Kapolsek Ampek Angkek Canduang Iptu Efendi memimpin penyelidikan bersama personel Reskrim dan Bhabinkamtibmas Nagari Biaro Gadang.
Kasus bermula dari laporan pihak SMPN 1 Ampek Angkek terkait dugaan pencurian di lingkungan sekolah.
“Penyelidikan kami lakukan dengan mengumpulkan informasi dari sekolah, masyarakat, serta wilayah sekitar lokasi kejadian,” ujar Iptu Efendi.
Petugas kemudian mengembangkan informasi tersebut hingga mengarah kepada JA, remaja berusia 15 tahun yang sudah putus sekolah.
JA diamankan untuk menjalani pemeriksaan terkait dugaan pencurian yang terjadi di sejumlah lokasi.
“Dalam pemeriksaan, JA mengaku telah melakukan pencurian di sekitar 15 lokasi bersama rekannya,” ungkap Iptu Efendi.

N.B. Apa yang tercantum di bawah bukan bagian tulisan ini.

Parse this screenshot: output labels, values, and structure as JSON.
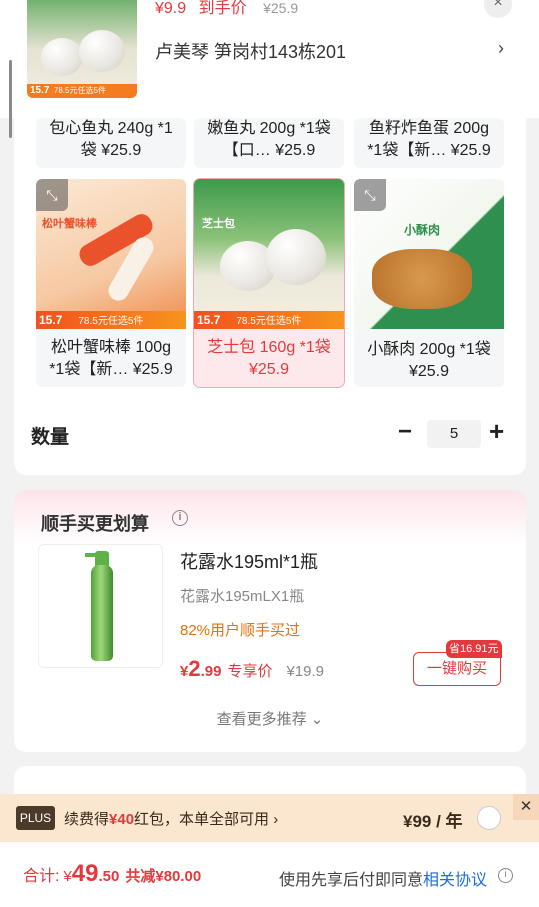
{
  "top": {
    "thumb_strip_price": "15.7",
    "thumb_strip_text": "78.5元任选5件",
    "price_symbol": "¥",
    "price": "9.9",
    "price_tag": "到手价",
    "original_price": "¥25.9",
    "close_icon": "×",
    "address": "卢美琴  笋岗村143栋201",
    "address_arrow": "›"
  },
  "options": [
    {
      "name": "包心鱼丸 240g *1袋 ¥25.9"
    },
    {
      "name": "嫩鱼丸 200g *1袋【口… ¥25.9"
    },
    {
      "name": "鱼籽炸鱼蛋 200g *1袋【新… ¥25.9"
    },
    {
      "name": "松叶蟹味棒 100g *1袋【新… ¥25.9",
      "strip_price": "15.7",
      "strip_text": "78.5元任选5件",
      "img_label": "松叶蟹味棒"
    },
    {
      "name": "芝士包 160g *1袋 ¥25.9",
      "strip_price": "15.7",
      "strip_text": "78.5元任选5件",
      "img_label": "芝士包",
      "selected": true
    },
    {
      "name": "小酥肉 200g *1袋 ¥25.9",
      "img_label": "小酥肉"
    }
  ],
  "zoom_icon": "⤡",
  "quantity": {
    "label": "数量",
    "minus": "−",
    "value": "5",
    "plus": "+"
  },
  "addon": {
    "title": "顺手买更划算",
    "info_icon": "i",
    "product_name": "花露水195ml*1瓶",
    "product_spec": "花露水195mLX1瓶",
    "buy_rate": "82%用户顺手买过",
    "price_symbol": "¥",
    "price_int": "2",
    "price_dec": ".99",
    "price_tag": "专享价",
    "original_price": "¥19.9",
    "save_badge": "省16.91元",
    "buy_button": "一键购买",
    "more": "查看更多推荐 ⌄"
  },
  "plus_bar": {
    "badge": "PLUS",
    "text_prefix": "续费得",
    "text_highlight": "¥40",
    "text_suffix": "红包，本单全部可用 ›",
    "price": "¥99 / 年",
    "close": "✕"
  },
  "bottom": {
    "total_label": "合计:",
    "total_symbol": "¥",
    "total_int": "49",
    "total_dec": ".50",
    "discount": "共减¥80.00",
    "agree_text": "使用先享后付即同意",
    "agree_link": "相关协议",
    "info_icon": "i"
  },
  "colors": {
    "accent": "#e4393c",
    "orange": "#f47b20",
    "plus_bg": "#fbe6cf",
    "link": "#1f6cd6"
  }
}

Empat aksi pencurian, menurut pengakuan JA, terjadi di SMPN 1 Ampek Angkek pada waktu berbeda.
JA juga mengaku lima kali melakukan pencurian di Masjid Nurul Huda Tanjung Alam serta sebuah mushala Perumahan Lansano.
Kapolsek mengatakan pihaknya masih mencocokkan pengakuan tersebut dengan informasi dan laporan terkait dari sejumlah lokasi.
“Pengungkapan perkara ini mengandalkan penyelidikan cepat berdasarkan laporan masyarakat dan informasi kewilayahan,” jelasnya.
Kepala Kewilayahan Jorong Tanjung Alam, Erdi Ulfia mengapresiasi respons cepat kepolisian sekaligus mendukung koordinasi bersama Bhabinkamtibmas.
“Kami terus berkoordinasi dengan Aiptu Ardiansyah Bhabinkamtibmas Biaro Gadang dan pihak terkait untuk membantu menjaga keamanan di Jorong Tanjung Alam,” katanya.
Ia mengimbau masyarakat meningkatkan kewaspadaan serta segera melaporkan aktivitas mencurigakan kepada aparat untuk menjaga keamanan bersama.